Макс поднял с пола пустую бутылку, брезгливо понюхал горлышко. Сивуха. Хотя что здесь еще можно пить… Он наклонился и растолкал спящего возле двери Павлушку. Павлушка был из местных, полицай, но Максу в нем нравилась некоторая принципиальность. Кроме того, у них вообще было много общего. Несмотря на то, что Павлушка был чуть младше, в нем уже чувствовалась деловая хватка. Еще он развлекал лейтенанта игрой в "Кто больше выпьет". Частенько любил надрать конопли на колхозных полях, и тогда они всю ночь сидели на заднем дворе, курили это чудо природы и вели долгие разговоры. Во мнениях чаще сходились, иногда спорили, что тоже было приятно и весело. Еще Павлушка тоже был большой ходок по бабской части. Что порой подтверждало Максовы интернационалистские идеи. Сперва он пытался гнать от себя такие мысли, убеждая себя в собственной преданности фюреру, но потом перестал… В общем, Павлуша был парнишка весьма резвый. Хата его стояла на самом краю деревни. В сарае он прятал двух чудесных коров. Остается загадкой, как они к нему попали, но факт есть факт - обе животины питались исключительно коноплей, и, как следствие, давали конопляное молоко.
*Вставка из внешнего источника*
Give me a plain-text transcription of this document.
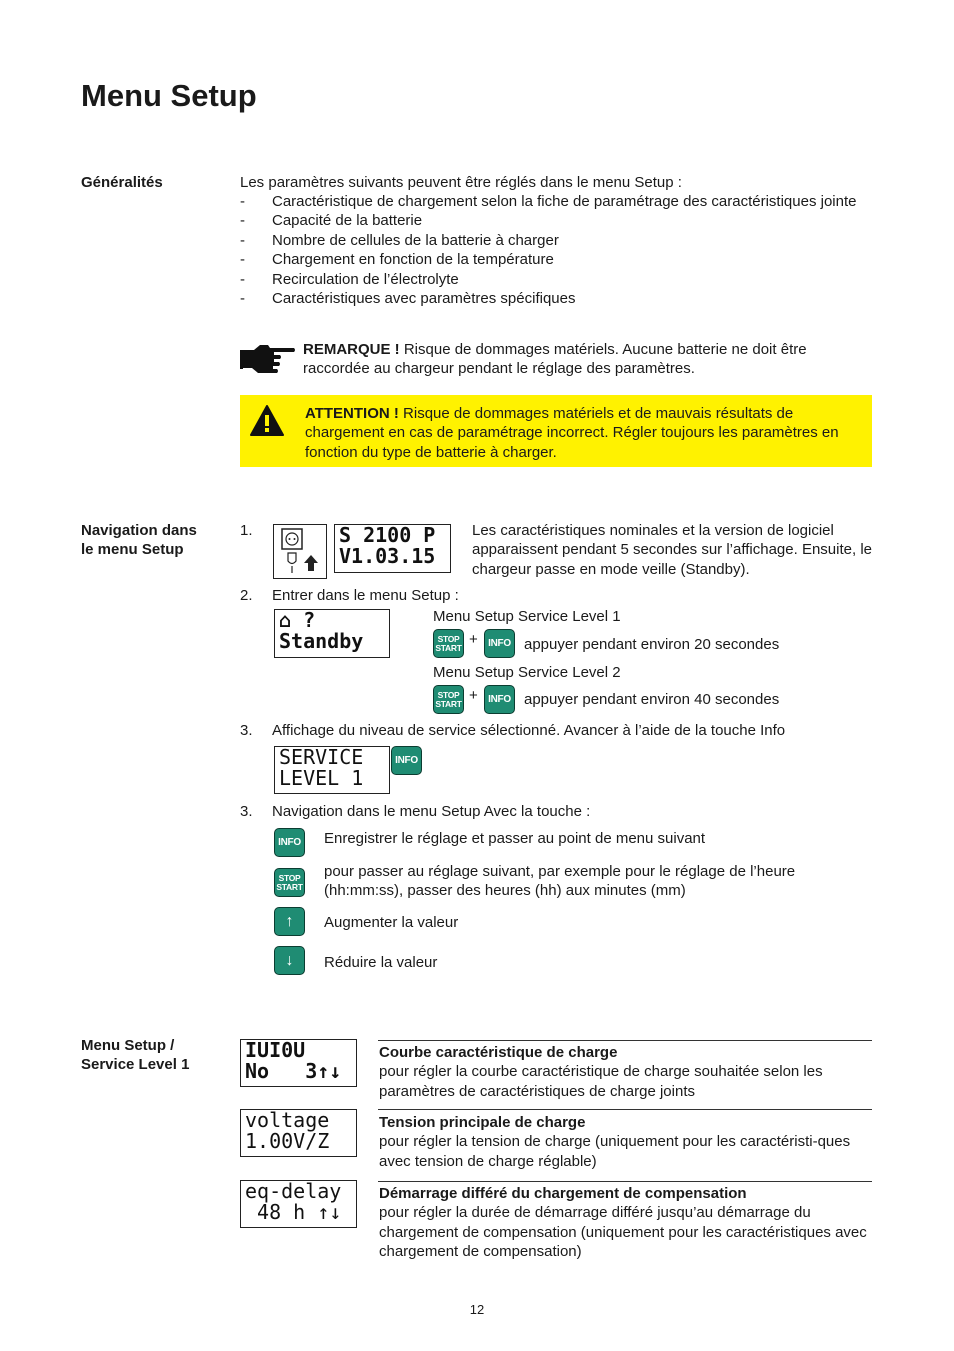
Menu Setup
Généralités	Les paramètres suivants peuvent être réglés dans le menu Setup :
- Caractéristique de chargement selon la fiche de paramétrage des caractéristiques jointe
- Capacité de la batterie
- Nombre de cellules de la batterie à charger
- Chargement en fonction de la température
- Recirculation de l’électrolyte
- Caractéristiques avec paramètres spécifiques
REMARQUE ! Risque de dommages matériels. Aucune batterie ne doit être raccordée au chargeur pendant le réglage des paramètres.
ATTENTION ! Risque de dommages matériels et de mauvais résultats de chargement en cas de paramétrage incorrect. Régler toujours les paramètres en fonction du type de batterie à charger.
Navigation dans
le menu Setup
1.	S 2100 P
V1.03.15
Les caractéristiques nominales et la version de logiciel apparaissent pendant 5 secondes sur l’affichage. Ensuite, le chargeur passe en mode veille (Standby).
2. Entrer dans le menu Setup :
⌂ ?
Standby
Menu Setup Service Level 1
STOP
START + INFO appuyer pendant environ 20 secondes
Menu Setup Service Level 2
STOP
START + INFO appuyer pendant environ 40 secondes
3. Affichage du niveau de service sélectionné. Avancer à l’aide de la touche Info
SERVICE
LEVEL 1
INFO
3. Navigation dans le menu Setup Avec la touche :
INFO Enregistrer le réglage et passer au point de menu suivant
STOP
START
pour passer au réglage suivant, par exemple pour le réglage de l’heure (hh:mm:ss), passer des heures (hh) aux minutes (mm)
↑ Augmenter la valeur
↓ Réduire la valeur
Menu Setup /
Service Level 1
IUI0U
No   3↑↓
Courbe caractéristique de charge
pour régler la courbe caractéristique de charge souhaitée selon les paramètres de caractéristiques de charge joints
voltage
1.00V/Z
Tension principale de charge
pour régler la tension de charge (uniquement pour les caractéristi-ques avec tension de charge réglable)
eq-delay
48 h ↑↓
Démarrage différé du chargement de compensation
pour régler la durée de démarrage différé jusqu’au démarrage du chargement de compensation (uniquement pour les caractéristiques avec chargement de compensation)
12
До войны Павлушка ничем не занимался. По крайней мере, так думали жители деревни. Хозяйства у него не было вовсе, в хате - лавка да компьютер, еду он покупал у соседей. В огороде запустение, сплошная конопля, заросли такие, что можно целый полк спрятать - никто и не заметит. Селяне считали Павлушку странным типом, предпочитали с ним дела не иметь, и детей своих предостерегали близко к его хате подходить. Да дети и сами боялись ходить к непонятному дому. По ночам там горел свет, и в окне металась фигура хозяина. Окончательно отпугнули детей раздавшиеся однажды среди ночи крики: Виндоуз маст дай! Виндоуз маст дай! С тех пор Павлушка слыл полуколдуном-полусумасшедшим, который впридачу ко всему читает ночами заклинания на непонятном языке.
- Люди боятся всего, чего не могут понять, - объяснял он Максу, сидя как-то на заднем дворе. - Они не удивились, когда я к немцам ушел. Как будто так и надо. А я между прочим… - он отхлебнул из бутылки самогона, и перешел на шепот: - я, между, прочим, Родину люблю. И вот что я думаю, Макс. Спасать нас надо, весь этот мир надо спасать к чертовой матери…
Он встал, и помог подняться лейтенанту. Потом привел его в свой
сарай, где задумчиво светились две пары карих коровьих глаз.
- Вот они, родные, - приговаривал он, гладя коров по спинам, -
вот, дорогие мои. Буренушки мои ненаглядные…
Он похлопал рыжую телку по шее.
- Это Катюха, - потом погладил черную: - А это Ксюха.
Максу стало дурно. Он подумал, что не зря Павлушку считают в деревне
ТОГО, и не в смысле, что ЭТОГО, а именно ТОГО. Вот. Дожились. Коров он
человеческими именами называет, и думает, что они ему помогут спасти
мир. Макс сел на охапку соломы. Белочка. Горячечка, - решил он.
Приехали. Выгружаем…
Но уже через несколько часов он понял, что Павлушка вовсе не ТОГО. Сидя на соломе, попивая волшебное молочко, Макс и Павлушка разрабатывали концепцию Конопляного Мира, которую телепатически подсказали им коровы. Для исполнения их планов нужно было всего лишь одурманить людей, а потом построить Великий Кальян, и наступит всеобщая нирвана, и в хатах будет не только газ и водопровод, но и небольшой кран, из которого будет идти конопляный дух… И наступит тогда всеобщий мир, дружба и жвачка. Правда, поначалу один только Павлушка выдвигал интернационалистские идеи, а Макс отнесся к ним настороженно. Но со временем, как и было уже сказано, антифашистские мысли все чаще стали посещать его.